Kreis trauert um Franz-Josef Pangels

Kreis trauert um Franz-Josef Pangels

Kreis Heinsberg. „Wir sind alle sehr betroffen von der Nachricht. Auch wenn wir wussten, dass Franz-Josef Pangels unter einer heimtückischen und unheilbaren Krankheit litt, erschüttert uns sein Tod, obwohl er für ihn wahrscheinlich eine Erlösung von seinem Leiden war.”

„Wir sind tief ergriffen vom Verlust einer prägenden Persönlichkeit unseres Gemeinwesens. Seine vielfältigen Verdienste werden ihm immer einen ehrenden Platz in der Geschichte unserer Region sichern.”

Dies erklärte CDU-Kreisvorsitzender Dr. Hanno Kehren am Mittwoch. Am Vortag war der CDU-Landtagsabgeordnete Franz-Josef Pangels nach langer schwerer Krankheit im Alter von 69 Jahren im Erkelenzer Hermann-Josef Krankenhaus gestorben.
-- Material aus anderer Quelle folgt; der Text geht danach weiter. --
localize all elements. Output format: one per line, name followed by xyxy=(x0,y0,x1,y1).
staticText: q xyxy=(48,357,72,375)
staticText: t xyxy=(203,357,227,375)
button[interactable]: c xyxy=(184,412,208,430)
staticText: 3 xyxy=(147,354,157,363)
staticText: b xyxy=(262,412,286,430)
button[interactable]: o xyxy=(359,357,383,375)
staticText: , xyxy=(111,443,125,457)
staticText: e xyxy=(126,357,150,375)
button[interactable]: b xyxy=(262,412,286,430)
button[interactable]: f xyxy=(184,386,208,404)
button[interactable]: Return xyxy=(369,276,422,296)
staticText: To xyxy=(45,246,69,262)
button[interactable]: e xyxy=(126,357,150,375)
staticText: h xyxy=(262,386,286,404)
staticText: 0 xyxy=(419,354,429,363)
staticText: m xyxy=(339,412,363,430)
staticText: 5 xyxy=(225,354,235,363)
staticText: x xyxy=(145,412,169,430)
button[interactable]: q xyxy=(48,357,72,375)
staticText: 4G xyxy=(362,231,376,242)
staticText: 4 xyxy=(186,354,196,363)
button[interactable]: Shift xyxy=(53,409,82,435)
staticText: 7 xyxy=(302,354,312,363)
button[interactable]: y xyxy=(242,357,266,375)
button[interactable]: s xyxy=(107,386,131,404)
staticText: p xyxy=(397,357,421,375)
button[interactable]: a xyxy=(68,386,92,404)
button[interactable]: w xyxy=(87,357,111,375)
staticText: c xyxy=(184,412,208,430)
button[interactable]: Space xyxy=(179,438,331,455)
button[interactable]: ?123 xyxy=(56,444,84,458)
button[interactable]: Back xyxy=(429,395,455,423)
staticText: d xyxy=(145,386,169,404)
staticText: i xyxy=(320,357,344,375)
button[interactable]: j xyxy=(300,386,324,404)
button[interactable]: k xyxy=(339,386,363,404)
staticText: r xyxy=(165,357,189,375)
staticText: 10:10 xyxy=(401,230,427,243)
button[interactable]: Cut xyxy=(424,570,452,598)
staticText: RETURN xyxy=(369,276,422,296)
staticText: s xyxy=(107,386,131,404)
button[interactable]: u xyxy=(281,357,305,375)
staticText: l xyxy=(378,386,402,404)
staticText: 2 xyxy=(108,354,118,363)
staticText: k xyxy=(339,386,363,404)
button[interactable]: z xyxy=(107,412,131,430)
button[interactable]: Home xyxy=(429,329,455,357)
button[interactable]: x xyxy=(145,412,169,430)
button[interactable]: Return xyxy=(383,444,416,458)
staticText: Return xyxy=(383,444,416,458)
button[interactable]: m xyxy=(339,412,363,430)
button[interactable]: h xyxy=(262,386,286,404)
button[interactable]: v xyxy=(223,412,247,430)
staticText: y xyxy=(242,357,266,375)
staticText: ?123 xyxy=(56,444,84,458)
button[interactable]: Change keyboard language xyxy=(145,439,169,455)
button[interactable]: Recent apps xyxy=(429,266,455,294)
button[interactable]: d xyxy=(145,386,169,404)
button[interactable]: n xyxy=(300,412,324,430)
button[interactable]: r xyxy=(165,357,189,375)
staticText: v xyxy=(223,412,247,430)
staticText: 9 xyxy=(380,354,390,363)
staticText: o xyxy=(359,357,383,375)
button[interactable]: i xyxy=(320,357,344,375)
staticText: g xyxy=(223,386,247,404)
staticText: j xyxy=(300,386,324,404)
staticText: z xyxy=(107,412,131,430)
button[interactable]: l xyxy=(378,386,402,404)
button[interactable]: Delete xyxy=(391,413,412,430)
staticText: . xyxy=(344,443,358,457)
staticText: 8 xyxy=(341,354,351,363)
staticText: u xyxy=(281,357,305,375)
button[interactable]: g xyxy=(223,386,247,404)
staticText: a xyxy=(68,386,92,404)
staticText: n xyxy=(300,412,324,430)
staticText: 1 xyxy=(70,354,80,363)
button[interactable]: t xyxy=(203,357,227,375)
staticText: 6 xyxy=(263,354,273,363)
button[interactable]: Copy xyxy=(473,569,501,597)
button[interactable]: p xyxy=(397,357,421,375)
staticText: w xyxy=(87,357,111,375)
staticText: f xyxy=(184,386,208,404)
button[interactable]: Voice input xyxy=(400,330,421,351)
Geboren wurde Franz-Josef Pangels am 28.Juli 1935 in Matzerath. 1958 war er in die CDU eingetreten. In der Partei führte er viele Jahre lang sowohl den Ortsverband Golkrath und den Stadtverband Erkelenz als auch von 1985 bis 2001 den Kreisverband Heinsberg. Im Bezirksverband Aachen fungierte er als stellvertretender Vorsitzender.

Seit 1990 gehörte er als Direktkandidat des Wahlkreises Heinsberg II (Nordkreis) dem nordrhein-westfälischen Landtag an. Pangels, der verheiratet war, galt als ein überaus engagierter Politiker, der für seine sachorientierte und kompetente, von Fairness, Gradlinigkeit und Beharrlichkeit geprägte Arbeit geschätzt wurde - weit über das Lager der Union hinaus.

Wenn Pangels wieder einmal „erbärmliche parteitaktische Spiele” in der großen Politik kritisierte, dann nahm er dabei, wenn es ihm nötig erschien, die eigene Partei nicht aus. Den besonderen Reiz des Landtagsmandats hatte er darin gesehen, vielen Menschen im Wahlkreis zu begegnen - vom Sozialhilfeempfänger bis zum Unternehmer. Und vielen von ihnen helfen zu können.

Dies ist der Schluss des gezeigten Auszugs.